[Haskell-beginners] A try on a bank machine algorithm...

[Bernhard Lehnert]

Hi,

in a Python Forum someone came up with his homework. Just beginning to
learn Haskell I thougt I give it a try. I came up with a working
function that I present here to ask you, if I am doing this right or how
I could do better.

The job was: A cash machine has to compute the division of bank notes
for any given amount of money.
According to German wikipedia a common algorithm is to start giving one
5$ bill, one 10$ and so on as long as possible (I call this uphill).
After that the maximum possible amount of large bank notes is given...

Thus every customer gets some small bills and still the number of bills
is limited. My answer is a function called 'paymixture' which first
calls a function 'uphill' and afterwards a function 'downhill', each of
which realizes one part of the above mentioned algorithm.

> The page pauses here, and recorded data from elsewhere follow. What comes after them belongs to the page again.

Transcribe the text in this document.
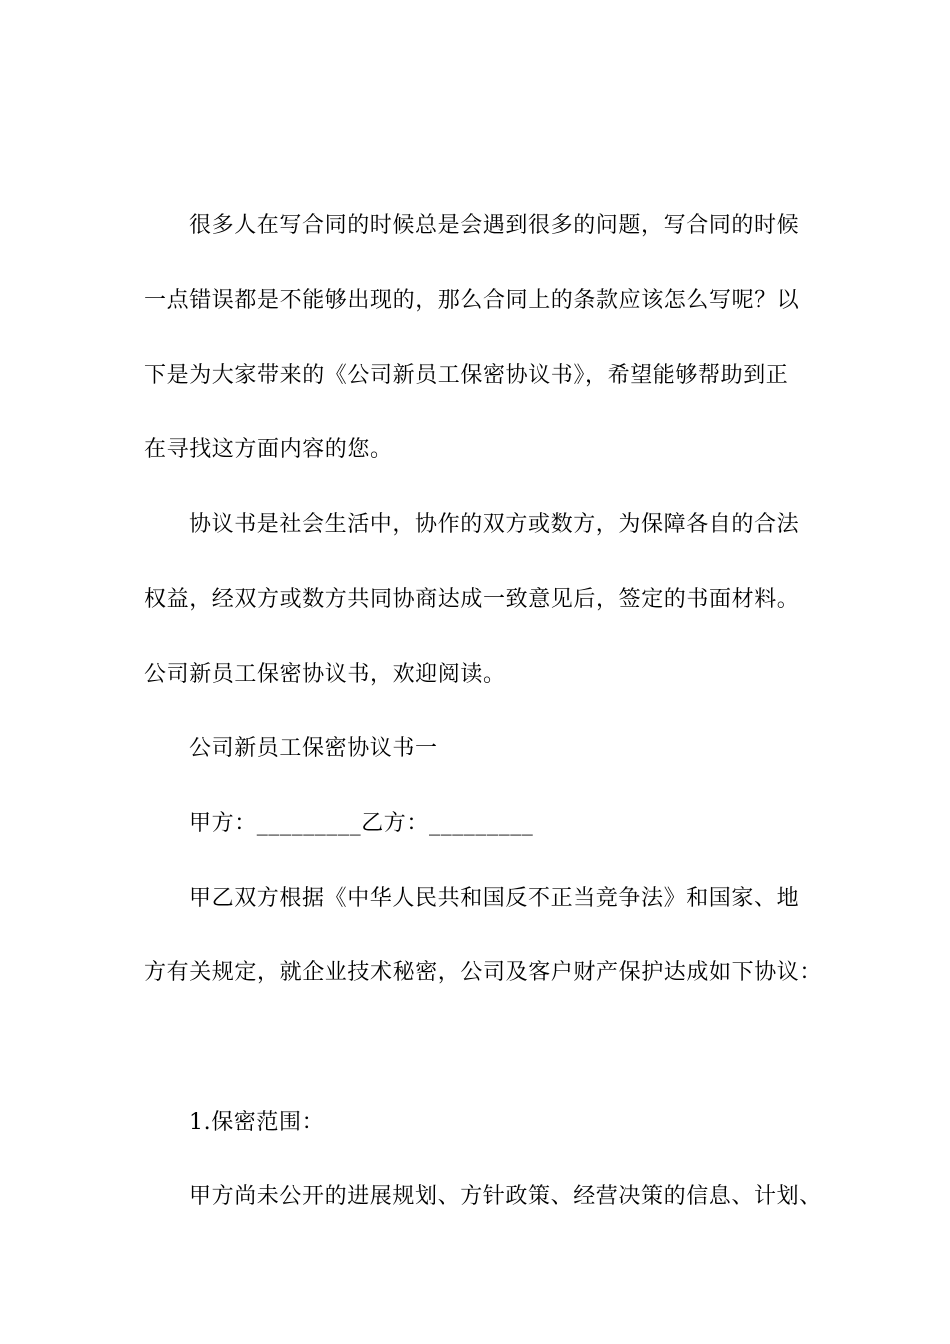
很多人在写合同的时候总是会遇到很多的问题，写合同的时候
一点错误都是不能够出现的，那么合同上的条款应该怎么写呢？以
下是为大家带来的《公司新员工保密协议书》，希望能够帮助到正
在寻找这方面内容的您。
协议书是社会生活中，协作的双方或数方，为保障各自的合法
权益，经双方或数方共同协商达成一致意见后，签定的书面材料。
公司新员工保密协议书，欢迎阅读。
公司新员工保密协议书一
甲方：_________乙方：_________
甲乙双方根据《中华人民共和国反不正当竞争法》和国家、地
方有关规定，就企业技术秘密，公司及客户财产保护达成如下协议：
1.保密范围：
甲方尚未公开的进展规划、方针政策、经营决策的信息、计划、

The downhill
function might also be usefull apart from the rest which is why
indentation ist different...

Thanks a lot,
Bernhard
-------------------------------------------------------------
paymixture :: (Ord t, Num t)=> t->[t]->[t]
-- usage: paymixture (sum to pay) (list of possible bills)
-- list of bills has to be sorted, like in
-- 'paymixture 175 [5,10,20,50,100]'
-- last element of the returned list is what could not be paid.

paymixture n list = init(up) ++ down
       where
       up = uphill n list 
       down = downhill (last(up)) (reverse list)
       
       uphill :: (Ord t, Num t)=> t->[t]->[t]
       uphill n [] = [n]
       uphill 0 _  = [0]
       uphill n (x:xs) = if n>=x then x : uphill (n-x) xs
			     else uphill n xs

downhill :: (Ord t, Num t)=> t ->[t]->[t]
-- usage: downhill (sum to pay) (list of possible bills)
-- list if bills has to be reverse sorted, like e. g.
-- 'downhill 175 [200, 100, 50, 20, 10,5]'
-- last elemt of return value is the rest that could
-- not be paid.

downhill n supply | (n<last supply) = [n]
                  | otherwise = max : downhill (n-max) supply
                     where max = head([x|x<-supply, x<=n])